Cohen and O’Donnell have become close ever since Cohen, Trump’s former lawyer, turned against the president.
Cohen was serving time at a New York prison for tax crimes, lying to Congress and campaign finance violations when O’Donnell sent him a six-page letter.
“It was filled with kindness and empathy, and just humanity,” he said. “The first words in my response to her were, `I want to begin by apologizing from the depths of my soul for any hurt feelings that I had been involved with during those Trump times.’”
Trump and O’Donnell have engaged in a lengthy public feud.
Challenged during a presidential primary debate in 2015 about how he described some women as “fat pigs,” “dogs” and “slobs,” Trump responded by saying: “Only Rosie O’Donnell.”
O’Donnell visited Cohen while he was in prison.
He is still serving his sentence, but was furloughed to house arrest as part of a program to reduce the spread of the coronavirus behind bars.
Cohen said his podcast came together this week following the release of his memoir, “Disloyal: The True Story of the Former Personal Attorney to President Donald J. Trump.”

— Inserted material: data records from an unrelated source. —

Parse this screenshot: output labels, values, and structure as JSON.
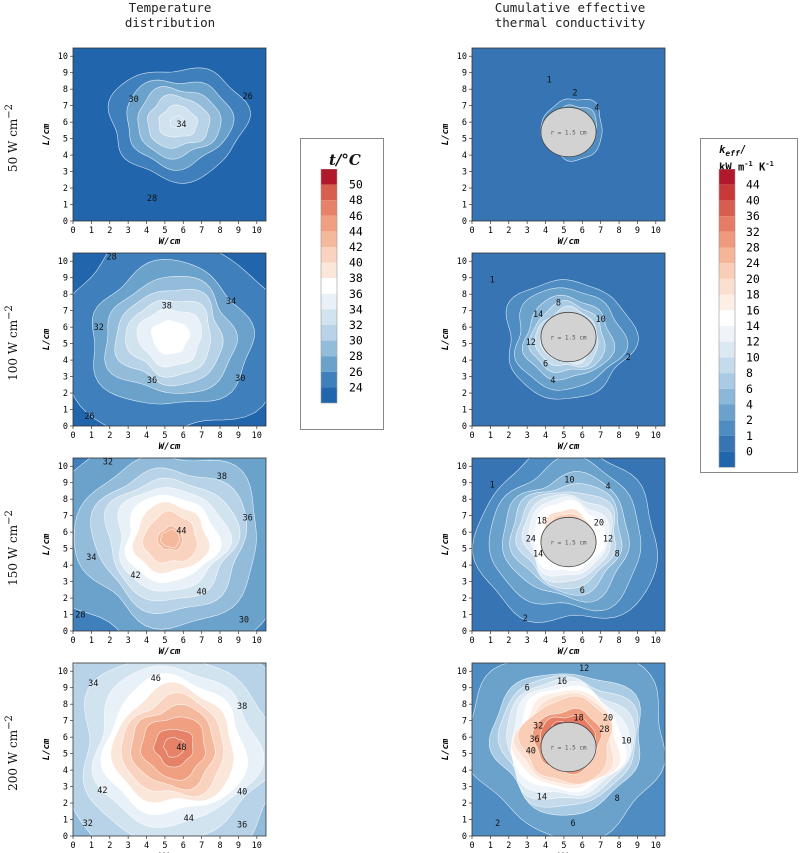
{
  "titles": {
    "left": [
      "Temperature",
      "distribution"
    ],
    "right": [
      "Cumulative effective",
      "thermal conductivity"
    ]
  },
  "rows": [
    {
      "power": "50",
      "unit": "W cm",
      "exp": "−2"
    },
    {
      "power": "100",
      "unit": "W cm",
      "exp": "−2"
    },
    {
      "power": "150",
      "unit": "W cm",
      "exp": "−2"
    },
    {
      "power": "200",
      "unit": "W cm",
      "exp": "−2"
    }
  ],
  "legend_temp": {
    "title": "t/°C",
    "levels": [
      "50",
      "48",
      "46",
      "44",
      "42",
      "40",
      "38",
      "36",
      "34",
      "32",
      "30",
      "28",
      "26",
      "24"
    ],
    "colors": [
      "#b2182b",
      "#d6604d",
      "#e58268",
      "#f09f80",
      "#f4b89c",
      "#f9d3bf",
      "#fbe6da",
      "#ffffff",
      "#e8f0f8",
      "#d2e3f0",
      "#b8d3e7",
      "#93bcdb",
      "#6aa2cc",
      "#3f80bc",
      "#2166ac"
    ]
  },
  "legend_k": {
    "title": "k",
    "title_sub": "eff",
    "title_unit": "kW m",
    "title_unit_exp1": "-1",
    "title_unit_k": " K",
    "title_unit_exp2": "-1",
    "levels": [
      "44",
      "40",
      "36",
      "32",
      "28",
      "24",
      "20",
      "18",
      "16",
      "14",
      "12",
      "10",
      "8",
      "6",
      "4",
      "2",
      "1",
      "0"
    ],
    "colors": [
      "#b2182b",
      "#c83a3a",
      "#d95d4f",
      "#e67c63",
      "#ef9a7c",
      "#f5b597",
      "#f9cdb6",
      "#fbdfd0",
      "#fdeee6",
      "#ffffff",
      "#eef4fa",
      "#dce9f3",
      "#c5dbec",
      "#a9cbe3",
      "#8bb8d9",
      "#6aa2cc",
      "#4e8cc2",
      "#3674b4",
      "#2166ac"
    ]
  },
  "chart_data": [
    {
      "type": "heatmap",
      "panel": "temperature",
      "power_W_cm2": 50,
      "xlabel": "W/cm",
      "ylabel": "L/cm",
      "xlim": [
        0,
        10.5
      ],
      "ylim": [
        0,
        10.5
      ],
      "x_ticks": [
        0,
        1,
        2,
        3,
        4,
        5,
        6,
        7,
        8,
        9,
        10
      ],
      "y_ticks": [
        0,
        1,
        2,
        3,
        4,
        5,
        6,
        7,
        8,
        9,
        10
      ],
      "contours": [
        26,
        28,
        30,
        32,
        34,
        36
      ],
      "labels": [
        {
          "text": "30",
          "x": 3.3,
          "y": 7.4
        },
        {
          "text": "26",
          "x": 9.5,
          "y": 7.6
        },
        {
          "text": "34",
          "x": 5.9,
          "y": 5.9
        },
        {
          "text": "28",
          "x": 4.3,
          "y": 1.4
        }
      ]
    },
    {
      "type": "heatmap",
      "panel": "conductivity",
      "power_W_cm2": 50,
      "xlabel": "W/cm",
      "ylabel": "L/cm",
      "xlim": [
        0,
        10.5
      ],
      "ylim": [
        0,
        10.5
      ],
      "x_ticks": [
        0,
        1,
        2,
        3,
        4,
        5,
        6,
        7,
        8,
        9,
        10
      ],
      "y_ticks": [
        0,
        1,
        2,
        3,
        4,
        5,
        6,
        7,
        8,
        9,
        10
      ],
      "hole": "r = 1.5 cm",
      "contours": [
        1,
        2,
        4
      ],
      "labels": [
        {
          "text": "1",
          "x": 4.2,
          "y": 8.6
        },
        {
          "text": "2",
          "x": 5.6,
          "y": 7.8
        },
        {
          "text": "4",
          "x": 6.8,
          "y": 6.9
        }
      ]
    },
    {
      "type": "heatmap",
      "panel": "temperature",
      "power_W_cm2": 100,
      "xlabel": "W/cm",
      "ylabel": "L/cm",
      "xlim": [
        0,
        10.5
      ],
      "ylim": [
        0,
        10.5
      ],
      "x_ticks": [
        0,
        1,
        2,
        3,
        4,
        5,
        6,
        7,
        8,
        9,
        10
      ],
      "y_ticks": [
        0,
        1,
        2,
        3,
        4,
        5,
        6,
        7,
        8,
        9,
        10
      ],
      "contours": [
        26,
        28,
        30,
        32,
        34,
        36,
        38
      ],
      "labels": [
        {
          "text": "28",
          "x": 2.1,
          "y": 10.3
        },
        {
          "text": "38",
          "x": 5.1,
          "y": 7.3
        },
        {
          "text": "34",
          "x": 8.6,
          "y": 7.6
        },
        {
          "text": "32",
          "x": 1.4,
          "y": 6.0
        },
        {
          "text": "36",
          "x": 4.3,
          "y": 2.8
        },
        {
          "text": "30",
          "x": 9.1,
          "y": 2.9
        },
        {
          "text": "26",
          "x": 0.9,
          "y": 0.6
        }
      ]
    },
    {
      "type": "heatmap",
      "panel": "conductivity",
      "power_W_cm2": 100,
      "xlabel": "W/cm",
      "ylabel": "L/cm",
      "xlim": [
        0,
        10.5
      ],
      "ylim": [
        0,
        10.5
      ],
      "x_ticks": [
        0,
        1,
        2,
        3,
        4,
        5,
        6,
        7,
        8,
        9,
        10
      ],
      "y_ticks": [
        0,
        1,
        2,
        3,
        4,
        5,
        6,
        7,
        8,
        9,
        10
      ],
      "hole": "r = 1.5 cm",
      "contours": [
        1,
        2,
        4,
        6,
        8,
        10,
        12,
        14
      ],
      "labels": [
        {
          "text": "1",
          "x": 1.1,
          "y": 8.9
        },
        {
          "text": "8",
          "x": 4.7,
          "y": 7.5
        },
        {
          "text": "14",
          "x": 3.6,
          "y": 6.8
        },
        {
          "text": "10",
          "x": 7.0,
          "y": 6.5
        },
        {
          "text": "12",
          "x": 3.2,
          "y": 5.1
        },
        {
          "text": "2",
          "x": 8.5,
          "y": 4.2
        },
        {
          "text": "6",
          "x": 4.0,
          "y": 3.8
        },
        {
          "text": "4",
          "x": 4.4,
          "y": 2.8
        }
      ]
    },
    {
      "type": "heatmap",
      "panel": "temperature",
      "power_W_cm2": 150,
      "xlabel": "W/cm",
      "ylabel": "L/cm",
      "xlim": [
        0,
        10.5
      ],
      "ylim": [
        0,
        10.5
      ],
      "x_ticks": [
        0,
        1,
        2,
        3,
        4,
        5,
        6,
        7,
        8,
        9,
        10
      ],
      "y_ticks": [
        0,
        1,
        2,
        3,
        4,
        5,
        6,
        7,
        8,
        9,
        10
      ],
      "contours": [
        28,
        30,
        32,
        34,
        36,
        38,
        40,
        42,
        44
      ],
      "labels": [
        {
          "text": "32",
          "x": 1.9,
          "y": 10.3
        },
        {
          "text": "38",
          "x": 8.1,
          "y": 9.4
        },
        {
          "text": "36",
          "x": 9.5,
          "y": 6.9
        },
        {
          "text": "44",
          "x": 5.9,
          "y": 6.1
        },
        {
          "text": "34",
          "x": 1.0,
          "y": 4.5
        },
        {
          "text": "42",
          "x": 3.4,
          "y": 3.4
        },
        {
          "text": "40",
          "x": 7.0,
          "y": 2.4
        },
        {
          "text": "28",
          "x": 0.4,
          "y": 1.0
        },
        {
          "text": "30",
          "x": 9.3,
          "y": 0.7
        }
      ]
    },
    {
      "type": "heatmap",
      "panel": "conductivity",
      "power_W_cm2": 150,
      "xlabel": "W/cm",
      "ylabel": "L/cm",
      "xlim": [
        0,
        10.5
      ],
      "ylim": [
        0,
        10.5
      ],
      "x_ticks": [
        0,
        1,
        2,
        3,
        4,
        5,
        6,
        7,
        8,
        9,
        10
      ],
      "y_ticks": [
        0,
        1,
        2,
        3,
        4,
        5,
        6,
        7,
        8,
        9,
        10
      ],
      "hole": "r = 1.5 cm",
      "contours": [
        1,
        2,
        4,
        6,
        8,
        10,
        12,
        14,
        18,
        20,
        24
      ],
      "labels": [
        {
          "text": "1",
          "x": 1.1,
          "y": 8.9
        },
        {
          "text": "10",
          "x": 5.3,
          "y": 9.2
        },
        {
          "text": "4",
          "x": 7.4,
          "y": 8.8
        },
        {
          "text": "18",
          "x": 3.8,
          "y": 6.7
        },
        {
          "text": "20",
          "x": 6.9,
          "y": 6.6
        },
        {
          "text": "24",
          "x": 3.2,
          "y": 5.6
        },
        {
          "text": "12",
          "x": 7.4,
          "y": 5.6
        },
        {
          "text": "14",
          "x": 3.6,
          "y": 4.7
        },
        {
          "text": "8",
          "x": 7.9,
          "y": 4.7
        },
        {
          "text": "6",
          "x": 6.0,
          "y": 2.5
        },
        {
          "text": "2",
          "x": 2.9,
          "y": 0.8
        }
      ]
    },
    {
      "type": "heatmap",
      "panel": "temperature",
      "power_W_cm2": 200,
      "xlabel": "W/cm",
      "ylabel": "L/cm",
      "xlim": [
        0,
        10.5
      ],
      "ylim": [
        0,
        10.5
      ],
      "x_ticks": [
        0,
        1,
        2,
        3,
        4,
        5,
        6,
        7,
        8,
        9,
        10
      ],
      "y_ticks": [
        0,
        1,
        2,
        3,
        4,
        5,
        6,
        7,
        8,
        9,
        10
      ],
      "contours": [
        32,
        34,
        36,
        38,
        40,
        42,
        44,
        46,
        48
      ],
      "labels": [
        {
          "text": "46",
          "x": 4.5,
          "y": 9.6
        },
        {
          "text": "34",
          "x": 1.1,
          "y": 9.3
        },
        {
          "text": "38",
          "x": 9.2,
          "y": 7.9
        },
        {
          "text": "48",
          "x": 5.9,
          "y": 5.4
        },
        {
          "text": "42",
          "x": 1.6,
          "y": 2.8
        },
        {
          "text": "40",
          "x": 9.2,
          "y": 2.7
        },
        {
          "text": "44",
          "x": 6.3,
          "y": 1.1
        },
        {
          "text": "32",
          "x": 0.8,
          "y": 0.8
        },
        {
          "text": "36",
          "x": 9.2,
          "y": 0.7
        }
      ]
    },
    {
      "type": "heatmap",
      "panel": "conductivity",
      "power_W_cm2": 200,
      "xlabel": "W/cm",
      "ylabel": "L/cm",
      "xlim": [
        0,
        10.5
      ],
      "ylim": [
        0,
        10.5
      ],
      "x_ticks": [
        0,
        1,
        2,
        3,
        4,
        5,
        6,
        7,
        8,
        9,
        10
      ],
      "y_ticks": [
        0,
        1,
        2,
        3,
        4,
        5,
        6,
        7,
        8,
        9,
        10
      ],
      "hole": "r = 1.5 cm",
      "contours": [
        2,
        6,
        8,
        10,
        12,
        14,
        16,
        18,
        20,
        28,
        32,
        36,
        40
      ],
      "labels": [
        {
          "text": "12",
          "x": 6.1,
          "y": 10.2
        },
        {
          "text": "16",
          "x": 4.9,
          "y": 9.4
        },
        {
          "text": "6",
          "x": 3.0,
          "y": 9.0
        },
        {
          "text": "18",
          "x": 5.8,
          "y": 7.2
        },
        {
          "text": "20",
          "x": 7.4,
          "y": 7.2
        },
        {
          "text": "32",
          "x": 3.6,
          "y": 6.7
        },
        {
          "text": "28",
          "x": 7.2,
          "y": 6.5
        },
        {
          "text": "36",
          "x": 3.4,
          "y": 5.9
        },
        {
          "text": "10",
          "x": 8.4,
          "y": 5.8
        },
        {
          "text": "40",
          "x": 3.2,
          "y": 5.2
        },
        {
          "text": "14",
          "x": 3.8,
          "y": 2.4
        },
        {
          "text": "8",
          "x": 7.9,
          "y": 2.3
        },
        {
          "text": "6",
          "x": 5.5,
          "y": 0.8
        },
        {
          "text": "2",
          "x": 1.4,
          "y": 0.8
        }
      ]
    }
  ]
}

The podcast is being co-produced by Audio Up Media and Meidas Touch, an anti-Trump political action committee.
Cohen dismissed a question of attempting to cash in on his 15 minutes of fame by saying: “I appear to have had significantly greater than 15 minutes.”
Cohen also welcomed the release of journalist Bob Woodward’s book on the Trump presidency, titled “Rage,” by noting the taped interviews accompanying the book’s launch back up his own story.
“The only difference between Bob Woodward’s book and mine is his is based off 18 specific meetings,” Cohen said. “During my tenure with Trump, I had over 180,000 of those meetings.”